Text Generation: Greedy/Beam Search, and Top Sampling

Greedy Decoding and Beam Search are the most fundamental decoding strategies used to generate sequences (like text or translations) from generative models, such as Transformer-based LLMs.

Greedy/Beam Search

Greedy Decoding (or Greedy Search) is the simplest and foundational method for sequence generation. At each step, the model selects the token with the highest conditional probability at that moment:

1. The model calculates the probability distribution over the entire vocabulary for the next token.

2. It selects the token $y_t$ with the highest probability: $y_t = \argmax_i{P(y_i | y_1, …,y_{t-1})}$.

3. The model appends this token to the sequence and repeats the process until it generates an end-of-sequence token or reaches the maximum length.

It's fast and efficient since it only tracks one path. However, it's suboptimal—it can get stuck in a path that makes generated text repetitive or boring.

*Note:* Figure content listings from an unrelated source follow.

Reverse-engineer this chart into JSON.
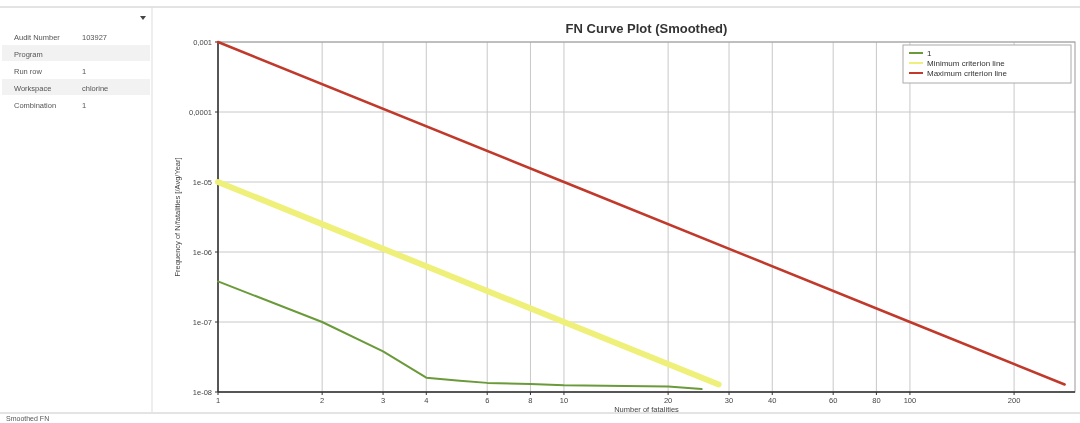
{
  "chart_data": {
    "type": "line",
    "title": "FN Curve Plot (Smoothed)",
    "xlabel": "Number of fatalities",
    "ylabel": "Frequency of N/fatalities [/Avg/Year]",
    "log": "xy",
    "grid": true,
    "legend": "top right",
    "marker": "none",
    "line_style": "solid",
    "xlim": [
      1,
      300
    ],
    "xticks": [
      1,
      2,
      3,
      4,
      6,
      8,
      10,
      20,
      30,
      40,
      60,
      80,
      100,
      200
    ],
    "ylim": [
      1e-08,
      0.001
    ],
    "yticks": [
      {
        "value": 0.001,
        "label": "0,001"
      },
      {
        "value": 0.0001,
        "label": "0,0001"
      },
      {
        "value": 1e-05,
        "label": "1e-05"
      },
      {
        "value": 1e-06,
        "label": "1e-06"
      },
      {
        "value": 1e-07,
        "label": "1e-07"
      },
      {
        "value": 1e-08,
        "label": "1e-08"
      }
    ],
    "series": [
      {
        "name": "1",
        "color": "#6a9a3a",
        "x": [
          1,
          2,
          3,
          4,
          5,
          6,
          8,
          10,
          15,
          20,
          25
        ],
        "values": [
          3.8e-07,
          1e-07,
          3.8e-08,
          1.6e-08,
          1.45e-08,
          1.35e-08,
          1.3e-08,
          1.25e-08,
          1.22e-08,
          1.2e-08,
          1.1e-08
        ]
      },
      {
        "name": "Minimum criterion line",
        "color": "#eef07a",
        "x": [
          1,
          2,
          4,
          10,
          28
        ],
        "values": [
          1e-05,
          2.5e-06,
          6.25e-07,
          1e-07,
          1.28e-08
        ]
      },
      {
        "name": "Maximum criterion line",
        "color": "#c0392b",
        "x": [
          1,
          10,
          100,
          280
        ],
        "values": [
          0.001,
          1e-05,
          1e-07,
          1.28e-08
        ]
      }
    ],
    "annotations": [
      "Audit Number",
      "103927",
      "Run row",
      "1",
      "Workspace",
      "chlorine",
      "Combination",
      "1",
      "Program",
      "Smoothed FN"
    ]
  }
}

Beam Search is a heuristic algorithm that finds sequences with better overall probability than Greedy Decoding—without the computational cost of exhaustive search. At each step, it maintains a fixed number $k$ of the most promising partial sequences (called "beams").

1. It takes all the $k$ existing candidate sequences.

2. It extends each of the $k$ sequences with every possible next token from the vocabulary.

3. It calculates the cumulative probability (or log-probability) for all the new extended sequences.

4. It prunes the list, keeping only the top $k$ sequences with the highest cumulative scores to become the new "beams" for the next step.

Top-p/Top-k Sampling

Most modern LLMs use sampling methods like Top-p sampling instead of search-based approaches because of their dynamic nature.

Top Sampling (or nucleus sampling) works by a cumulative probability threshold $p$ (where $p$ is a value between $0$ and $1$):

1. Calculate probs per in its vocabulary token by the LLM.

2. All tokens are sorted in descending older based on their probs.

3. The model starts summing the probs from the most likely downwards forming a group called nucleus.

4. In top-p sampling, tokens are added to the nucleus until their cumulative probability exceeds the threshold $p$. In top-k sampling, tokens are added until the number of tokens reaches $k$.

5. The model considers only the tokens within this nucleus and randomly samples the next token from this restricted set—this process is called “sampling”.

By using temperature $T$ to soften or sharpen the probability distribution, LLMs can balance between logical continuation and creative output.